Member of the Wisconsin State Assembly from the Fond du Lac 1st district
- In office January 1, 1866 – January 6, 1868
- Preceded by: D. C. Van Ostrand
- Succeeded by: Henry C. Bottum

Personal details
- Born: February 27, 1813 Swanton, Vermont, U.S.
- Died: January 6, 1876 (aged 62) Ripon, Wisconsin, U.S.
- Cause of death: Stroke
- Resting place: Hillside Cemetery, Ripon, Wisconsin
- Party: Republican
- Spouse: Mary S. Eggleston (died 1896)
- Children: Albert Henry Skeels; ^{(b. 1840; died 1840)}; Harriet M. Skeels; ^{(b. 1841; died 1852)}; Mary Louise (Rice); ^{(b. 1846; died 1924)}; Clara E. (Barnett); ^{(b. 1853; died 1933)};

= Albert M. Skeels =

19th century American politician

Albert M. Skeels (February 27, 1813 – January 6, 1876) was an American businessman and politician.
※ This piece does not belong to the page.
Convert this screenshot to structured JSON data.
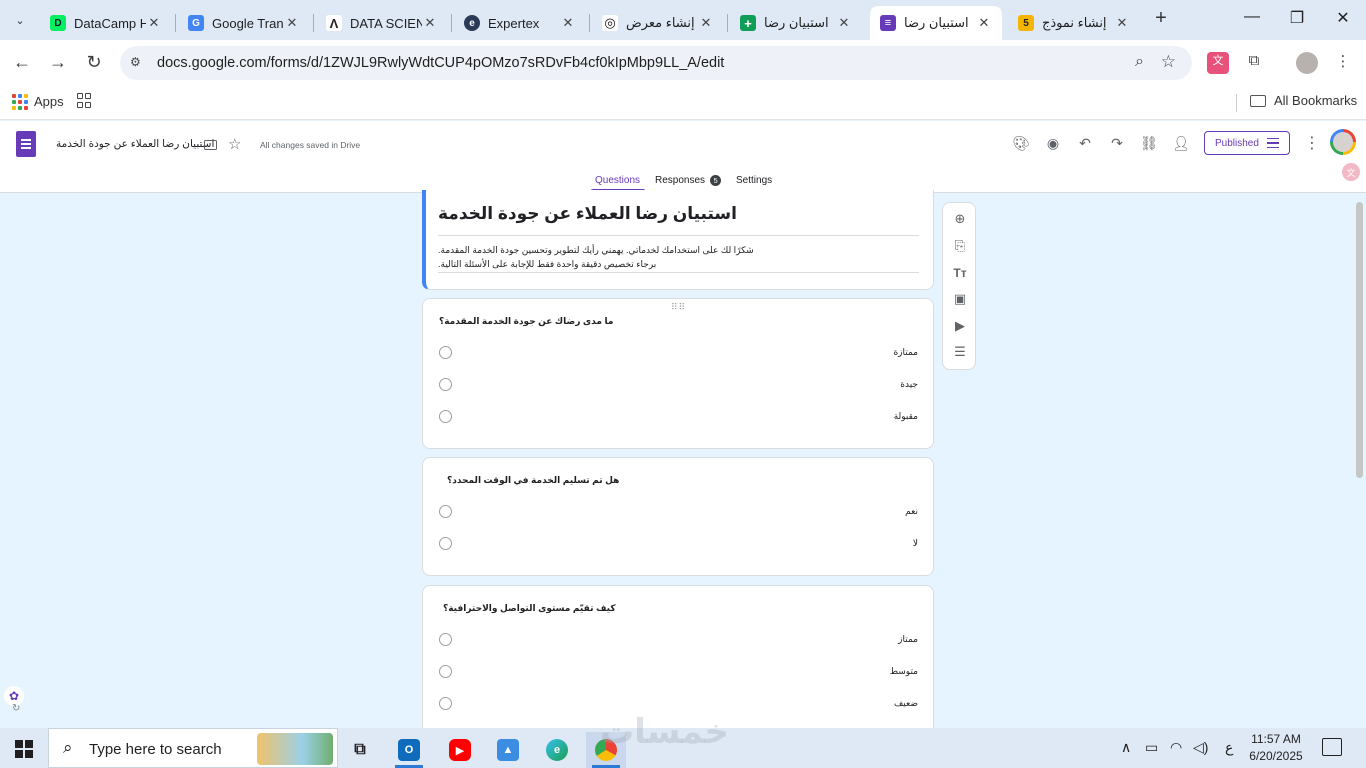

He was the 9th mayor of Ripon, Wisconsin, and served two terms in the Wisconsin State Assembly, representing Fond du Lac County.

==Biography==

Born in Swanton, Vermont, he moved to Ripon, Wisconsin in 1853 and was a merchant. He served as postmaster of Ripon, Wisconsin and was president of the Ripon Agricultural Society. He also served as trustee of the Insane Asylum. In 1866, Skeels served as mayor of Ripon, Wisconsin. Then, in 1866 and 1867, Skeels served in the Wisconsin State Assembly and was a Republican. He suffered a stroke in Ripon in January 1876, and died a few days later.